Twice-Drunk Walleye

How to cook fish with a cold one.

Field & Stream Online Editors

Ice fishing shanties tend to fill up with two things: fish and beer. (Though sometimes, it's true, one outweighs the other.) Here's a way to funnel those two classic ingredients of shanty life into one satisfying and hops-scented meal this winter-strips of walleye fried in beer batter and served with a beer-based dipping sauce. Any firm-fleshed, coldwater fish, such as walleye and pike, will work well here.

  • 1 tablespoon butter

  • 1/4 cup onion, minced

  • 1/2 teaspoon red pepper flakes

  • 1/2 teaspoon dry mustard

  • 1/4 teaspoon paprika

  • 1/4 cup apple cider vinegar

  • 1/2 cup chicken stock

  • 1 12-ounce bottle beer plus 1/2 cup beer

  • 1 tablespoon sugar

  • 1 teaspoon cornstarch

  • 1 pound walleye fillets, cut into finger-size segments

  • 3/4 cup flour

  • Salt and pepper to taste

  • Oil for frying

Heat the butter over medium-high heat. Add the onion and red pepper flakes. Saut¿¿ until the onion is translucent and soft, about 6 to 8 minutes. Add 1/4 teaspoon of the dry mustard, the paprika, the vinegar, chicken stock, 12 ounces of beer, and salt and pepper to taste. Cook until reduced by two-thirds. Add the sugar and cook for 1 more minute. Using a fork or whisk, mix the cornstarch with a teaspoon of cold water; add it to the sauce and stir until thickened. Set aside.

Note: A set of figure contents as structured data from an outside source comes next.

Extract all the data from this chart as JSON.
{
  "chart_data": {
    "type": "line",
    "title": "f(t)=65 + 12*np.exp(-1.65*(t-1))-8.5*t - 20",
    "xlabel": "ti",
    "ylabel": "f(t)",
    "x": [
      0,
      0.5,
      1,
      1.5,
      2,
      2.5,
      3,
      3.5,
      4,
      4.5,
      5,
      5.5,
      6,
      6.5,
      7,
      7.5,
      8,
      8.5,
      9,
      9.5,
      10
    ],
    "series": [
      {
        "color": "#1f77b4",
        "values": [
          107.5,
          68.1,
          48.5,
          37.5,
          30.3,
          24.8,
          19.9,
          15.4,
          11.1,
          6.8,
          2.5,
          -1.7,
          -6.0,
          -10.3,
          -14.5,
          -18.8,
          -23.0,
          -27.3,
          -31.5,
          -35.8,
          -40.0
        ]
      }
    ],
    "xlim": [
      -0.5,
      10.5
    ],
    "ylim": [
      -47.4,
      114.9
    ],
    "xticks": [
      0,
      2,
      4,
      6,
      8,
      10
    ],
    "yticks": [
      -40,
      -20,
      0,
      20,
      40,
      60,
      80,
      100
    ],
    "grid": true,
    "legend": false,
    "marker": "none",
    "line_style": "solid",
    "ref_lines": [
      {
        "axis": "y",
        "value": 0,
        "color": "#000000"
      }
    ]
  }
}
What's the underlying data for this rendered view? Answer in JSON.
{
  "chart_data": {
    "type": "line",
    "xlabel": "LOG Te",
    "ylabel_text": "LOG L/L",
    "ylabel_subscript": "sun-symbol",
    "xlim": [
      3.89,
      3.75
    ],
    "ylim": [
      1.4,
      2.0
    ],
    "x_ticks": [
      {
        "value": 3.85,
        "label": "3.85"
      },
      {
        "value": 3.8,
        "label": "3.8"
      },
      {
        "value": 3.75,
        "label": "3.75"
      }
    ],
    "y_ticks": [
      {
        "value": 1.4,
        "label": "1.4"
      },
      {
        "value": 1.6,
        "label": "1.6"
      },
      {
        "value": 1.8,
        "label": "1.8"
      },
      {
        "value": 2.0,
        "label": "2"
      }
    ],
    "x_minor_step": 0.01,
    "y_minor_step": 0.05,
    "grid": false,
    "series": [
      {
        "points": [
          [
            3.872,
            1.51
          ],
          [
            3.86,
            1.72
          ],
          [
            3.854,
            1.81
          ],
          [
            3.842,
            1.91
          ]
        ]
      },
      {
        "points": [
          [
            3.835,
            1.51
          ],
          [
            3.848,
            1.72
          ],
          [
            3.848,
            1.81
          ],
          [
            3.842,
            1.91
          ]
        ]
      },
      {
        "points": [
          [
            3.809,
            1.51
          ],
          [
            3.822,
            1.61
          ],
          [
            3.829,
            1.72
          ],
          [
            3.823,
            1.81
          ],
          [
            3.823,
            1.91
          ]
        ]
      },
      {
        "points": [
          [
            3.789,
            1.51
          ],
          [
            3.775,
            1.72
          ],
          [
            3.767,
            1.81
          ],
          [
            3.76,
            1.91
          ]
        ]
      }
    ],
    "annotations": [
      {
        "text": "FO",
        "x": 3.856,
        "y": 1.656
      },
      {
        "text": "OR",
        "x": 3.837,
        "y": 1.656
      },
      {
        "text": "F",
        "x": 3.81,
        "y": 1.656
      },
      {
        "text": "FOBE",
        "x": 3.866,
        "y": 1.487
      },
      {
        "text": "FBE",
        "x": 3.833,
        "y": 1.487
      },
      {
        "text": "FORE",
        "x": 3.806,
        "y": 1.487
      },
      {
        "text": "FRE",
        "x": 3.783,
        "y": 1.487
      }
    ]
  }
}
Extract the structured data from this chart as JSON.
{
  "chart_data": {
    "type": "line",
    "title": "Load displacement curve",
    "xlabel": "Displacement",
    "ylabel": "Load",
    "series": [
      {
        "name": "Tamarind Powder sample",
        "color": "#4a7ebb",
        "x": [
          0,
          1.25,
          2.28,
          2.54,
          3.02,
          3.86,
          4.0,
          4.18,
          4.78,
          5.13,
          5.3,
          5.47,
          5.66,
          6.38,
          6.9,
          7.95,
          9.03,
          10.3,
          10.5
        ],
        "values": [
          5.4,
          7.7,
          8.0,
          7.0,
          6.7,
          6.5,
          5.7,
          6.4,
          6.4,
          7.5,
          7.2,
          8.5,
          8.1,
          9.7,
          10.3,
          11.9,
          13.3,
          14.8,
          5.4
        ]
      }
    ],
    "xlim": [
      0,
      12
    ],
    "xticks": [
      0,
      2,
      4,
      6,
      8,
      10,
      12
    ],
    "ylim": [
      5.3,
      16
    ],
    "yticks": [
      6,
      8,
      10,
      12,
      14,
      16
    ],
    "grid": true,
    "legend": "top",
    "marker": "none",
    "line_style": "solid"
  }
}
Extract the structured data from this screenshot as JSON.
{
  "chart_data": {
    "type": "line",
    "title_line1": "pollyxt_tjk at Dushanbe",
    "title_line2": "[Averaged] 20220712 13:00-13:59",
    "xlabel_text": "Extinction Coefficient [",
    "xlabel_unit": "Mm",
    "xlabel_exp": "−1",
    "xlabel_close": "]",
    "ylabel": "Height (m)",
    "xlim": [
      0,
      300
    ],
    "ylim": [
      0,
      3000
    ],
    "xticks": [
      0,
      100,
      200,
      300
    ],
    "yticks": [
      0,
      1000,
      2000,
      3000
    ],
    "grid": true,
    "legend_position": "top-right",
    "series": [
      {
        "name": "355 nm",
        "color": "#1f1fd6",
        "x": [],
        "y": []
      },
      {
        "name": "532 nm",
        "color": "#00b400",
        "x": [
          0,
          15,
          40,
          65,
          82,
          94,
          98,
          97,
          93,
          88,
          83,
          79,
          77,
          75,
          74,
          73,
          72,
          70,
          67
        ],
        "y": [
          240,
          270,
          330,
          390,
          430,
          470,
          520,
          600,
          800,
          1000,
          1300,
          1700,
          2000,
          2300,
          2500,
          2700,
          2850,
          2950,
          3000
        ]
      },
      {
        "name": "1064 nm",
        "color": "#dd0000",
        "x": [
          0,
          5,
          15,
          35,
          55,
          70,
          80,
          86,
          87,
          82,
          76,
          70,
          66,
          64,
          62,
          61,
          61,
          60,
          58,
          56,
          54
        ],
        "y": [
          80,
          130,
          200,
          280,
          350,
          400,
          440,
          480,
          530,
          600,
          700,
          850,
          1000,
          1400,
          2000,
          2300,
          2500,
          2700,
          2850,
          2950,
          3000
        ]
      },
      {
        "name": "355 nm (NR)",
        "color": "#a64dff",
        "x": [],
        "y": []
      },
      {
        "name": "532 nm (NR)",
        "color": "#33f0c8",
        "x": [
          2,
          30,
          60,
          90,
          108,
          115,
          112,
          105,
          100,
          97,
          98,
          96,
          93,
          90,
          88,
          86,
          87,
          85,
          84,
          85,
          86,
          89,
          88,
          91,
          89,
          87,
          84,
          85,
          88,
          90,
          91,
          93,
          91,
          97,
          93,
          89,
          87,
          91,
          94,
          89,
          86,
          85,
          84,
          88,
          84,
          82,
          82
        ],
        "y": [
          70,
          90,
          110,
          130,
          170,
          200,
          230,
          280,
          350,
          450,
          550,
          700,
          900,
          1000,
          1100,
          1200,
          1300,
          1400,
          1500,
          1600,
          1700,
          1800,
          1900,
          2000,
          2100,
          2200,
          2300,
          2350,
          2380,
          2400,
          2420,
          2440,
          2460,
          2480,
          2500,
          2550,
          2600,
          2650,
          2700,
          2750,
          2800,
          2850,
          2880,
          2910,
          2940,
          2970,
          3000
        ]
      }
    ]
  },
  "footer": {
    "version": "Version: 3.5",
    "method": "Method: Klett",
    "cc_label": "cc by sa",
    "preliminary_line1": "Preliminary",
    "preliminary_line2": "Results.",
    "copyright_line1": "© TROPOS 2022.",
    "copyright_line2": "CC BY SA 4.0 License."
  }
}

In a fryer or deep pan, heat the oil to 375 degrees. Combine the flour, salt and pepper, and the remaining 1/4 teaspoon of mustard and 1/2 cup of beer until you have a pancake-like batter. Dip the fish in the batter and fry, in batches, until golden brown, about 2 to 3 minutes. Drain it on paper towels and serve immediately, using the sauce for dipping.